Adam died more than 200 years ago, yet the brilliant insights he had into the way the world works are unknown to vast numbers of young people and lefties all over the planet.
Smith showed that commerce makes effective use of the great diversity of human wants and human talents.
Smith never assumed that people “should” or “ought” to be cooperative, kind or gentle. He simply observed that religions and ideologies created wars and hatred, while commerce created comity.
Understanding the reason commerce utilized human differences and created positive outcomes was Smith’s great contribution to humanity.
First, Smith observed that simple trade created better human behavior. Shopkeepers could be in a foul mood but they were well behaved in their shop in order to retain and attract customers. The same is true in our day, retailers make an effort to be pleasing … in vivid contrast are unionized government employees, such as bus drivers or toll takers, who push all limits in unloading their misery onto innocent passengers, who have no recourse.
Second, Smith observed that in the course of doing business, commercial people constantly strived to reduce costs. There are a multitude of reasons for striving to reduce costs from greed on the one hand to compassion on the other.
The striving to reduce costs brought two important factors to commerce that were found in a few other domains at the time, such as the army: specialization and non-human power. Specialization took advantage of the great diversity of human talents. In needle making, one person could make the wire, another could tend the furnace for the steel a third person could put the eye in the needle, a fourth could count, box and ship the needles and still another could do the bookkeeping and order taking. More specialists could produce far more needles, than the same number of individuals and reduced the cost of each needle.
Similarly, when production tasks were broken down into specialized modules, it became possible to use water wheels, and animals for power in production.
We all learned this in elementary school but we didn’t learn that this commercial practice was the by-product of diverse human motives, utilized the diversity of human talents and it was voluntary. Commerce thrives on human diversity and human autonomy.

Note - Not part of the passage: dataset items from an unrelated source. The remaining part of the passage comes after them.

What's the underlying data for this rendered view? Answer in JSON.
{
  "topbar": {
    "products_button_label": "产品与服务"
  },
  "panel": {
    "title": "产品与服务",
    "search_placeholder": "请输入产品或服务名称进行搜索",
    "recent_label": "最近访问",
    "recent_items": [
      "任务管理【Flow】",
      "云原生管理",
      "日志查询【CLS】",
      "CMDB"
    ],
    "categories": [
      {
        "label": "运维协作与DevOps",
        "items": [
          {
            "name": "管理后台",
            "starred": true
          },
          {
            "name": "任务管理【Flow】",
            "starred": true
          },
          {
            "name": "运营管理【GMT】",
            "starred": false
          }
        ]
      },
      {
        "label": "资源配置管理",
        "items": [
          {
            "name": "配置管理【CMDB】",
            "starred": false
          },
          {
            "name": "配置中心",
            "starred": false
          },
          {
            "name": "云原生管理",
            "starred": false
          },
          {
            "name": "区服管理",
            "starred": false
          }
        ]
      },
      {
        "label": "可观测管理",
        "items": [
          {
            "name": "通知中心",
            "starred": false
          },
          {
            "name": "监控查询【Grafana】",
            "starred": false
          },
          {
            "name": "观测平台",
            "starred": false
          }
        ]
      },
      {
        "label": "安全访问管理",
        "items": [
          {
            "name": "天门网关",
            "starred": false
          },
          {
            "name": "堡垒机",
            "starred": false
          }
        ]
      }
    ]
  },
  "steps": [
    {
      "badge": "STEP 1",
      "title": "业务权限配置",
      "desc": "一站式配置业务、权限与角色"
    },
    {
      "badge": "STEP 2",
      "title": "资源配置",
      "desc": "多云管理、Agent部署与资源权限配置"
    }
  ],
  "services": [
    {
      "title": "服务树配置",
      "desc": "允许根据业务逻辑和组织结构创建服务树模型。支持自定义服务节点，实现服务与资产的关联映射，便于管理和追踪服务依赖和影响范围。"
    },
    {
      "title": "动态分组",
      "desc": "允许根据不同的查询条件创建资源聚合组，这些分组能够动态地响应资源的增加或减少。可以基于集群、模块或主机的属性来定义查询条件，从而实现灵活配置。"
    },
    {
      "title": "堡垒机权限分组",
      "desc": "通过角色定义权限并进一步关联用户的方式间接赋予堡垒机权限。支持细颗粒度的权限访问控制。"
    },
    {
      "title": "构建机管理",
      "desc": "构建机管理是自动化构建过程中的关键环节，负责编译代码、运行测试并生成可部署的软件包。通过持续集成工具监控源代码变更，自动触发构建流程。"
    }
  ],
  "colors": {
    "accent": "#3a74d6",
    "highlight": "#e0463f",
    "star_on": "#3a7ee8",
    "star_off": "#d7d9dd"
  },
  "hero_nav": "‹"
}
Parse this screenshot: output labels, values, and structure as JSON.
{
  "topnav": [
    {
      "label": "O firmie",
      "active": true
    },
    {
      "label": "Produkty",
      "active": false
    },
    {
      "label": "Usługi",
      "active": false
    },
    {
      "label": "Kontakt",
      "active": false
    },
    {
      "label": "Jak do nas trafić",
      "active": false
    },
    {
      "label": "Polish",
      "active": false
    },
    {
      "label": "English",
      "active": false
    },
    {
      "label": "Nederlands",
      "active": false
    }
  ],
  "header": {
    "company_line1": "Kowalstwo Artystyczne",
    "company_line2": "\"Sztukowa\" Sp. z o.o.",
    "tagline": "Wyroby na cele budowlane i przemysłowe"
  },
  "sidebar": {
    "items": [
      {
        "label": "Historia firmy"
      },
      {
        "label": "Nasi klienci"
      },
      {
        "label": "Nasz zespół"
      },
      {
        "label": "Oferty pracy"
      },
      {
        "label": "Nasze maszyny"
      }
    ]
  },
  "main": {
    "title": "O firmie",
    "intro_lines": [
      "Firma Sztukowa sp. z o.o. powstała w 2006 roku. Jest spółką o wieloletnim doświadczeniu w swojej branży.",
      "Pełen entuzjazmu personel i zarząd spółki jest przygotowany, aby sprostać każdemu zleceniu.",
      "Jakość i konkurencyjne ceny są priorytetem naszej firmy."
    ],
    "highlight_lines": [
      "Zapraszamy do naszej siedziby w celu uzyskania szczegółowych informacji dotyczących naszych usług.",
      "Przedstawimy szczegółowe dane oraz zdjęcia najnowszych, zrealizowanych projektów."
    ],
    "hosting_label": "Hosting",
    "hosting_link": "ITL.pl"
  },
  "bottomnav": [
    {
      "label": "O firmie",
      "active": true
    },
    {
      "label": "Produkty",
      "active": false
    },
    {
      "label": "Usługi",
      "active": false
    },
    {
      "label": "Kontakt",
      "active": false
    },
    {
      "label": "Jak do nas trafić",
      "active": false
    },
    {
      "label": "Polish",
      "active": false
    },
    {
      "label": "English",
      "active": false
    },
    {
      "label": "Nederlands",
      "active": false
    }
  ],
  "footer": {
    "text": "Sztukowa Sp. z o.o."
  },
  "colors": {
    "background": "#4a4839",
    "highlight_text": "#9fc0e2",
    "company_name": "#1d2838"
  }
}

Lastly, Smith observed that the vast market created by commerce made sure that everyone came out better: prices were lower, more goods were produced and everyone had greater income. All because of specialization and voluntary effort by people making use of their diverse striving and talents.
In Smith’s day, the best example of a country that pursued gold and silver, ignored trade and commerce and drove traders (Jews and Moors) out of the country, Spain, was a country with vast resources and two hundred years of declining military and economic importance.
Today we would speak of commerce as a positive sum game, maybe one of the few that exist outside of technology and education. In zero sum games, outcomes are always based on the same total being divided differently (think chess, bridge or Monopoly.) In positive sum games, the division of outcomes results in the total being greater after the game.
Today we have many examples of nations that have repressed commerce and brought misery to their own peoples: Soviets, Soviet satellites, China, Cuba, India, North Vietnam etc; and we have the nations that support commerce and have created a vast prosperous middleclass: U.S.A, England, Japan, Taiwan, South Korea, Singapore, Israel etc.
Few examples can be as powerful examples of Adam Smith's understanding of the positive outcomes from commercial markets as the contrast between East and West Germany from 1945 to 1990 and North and South Korea today.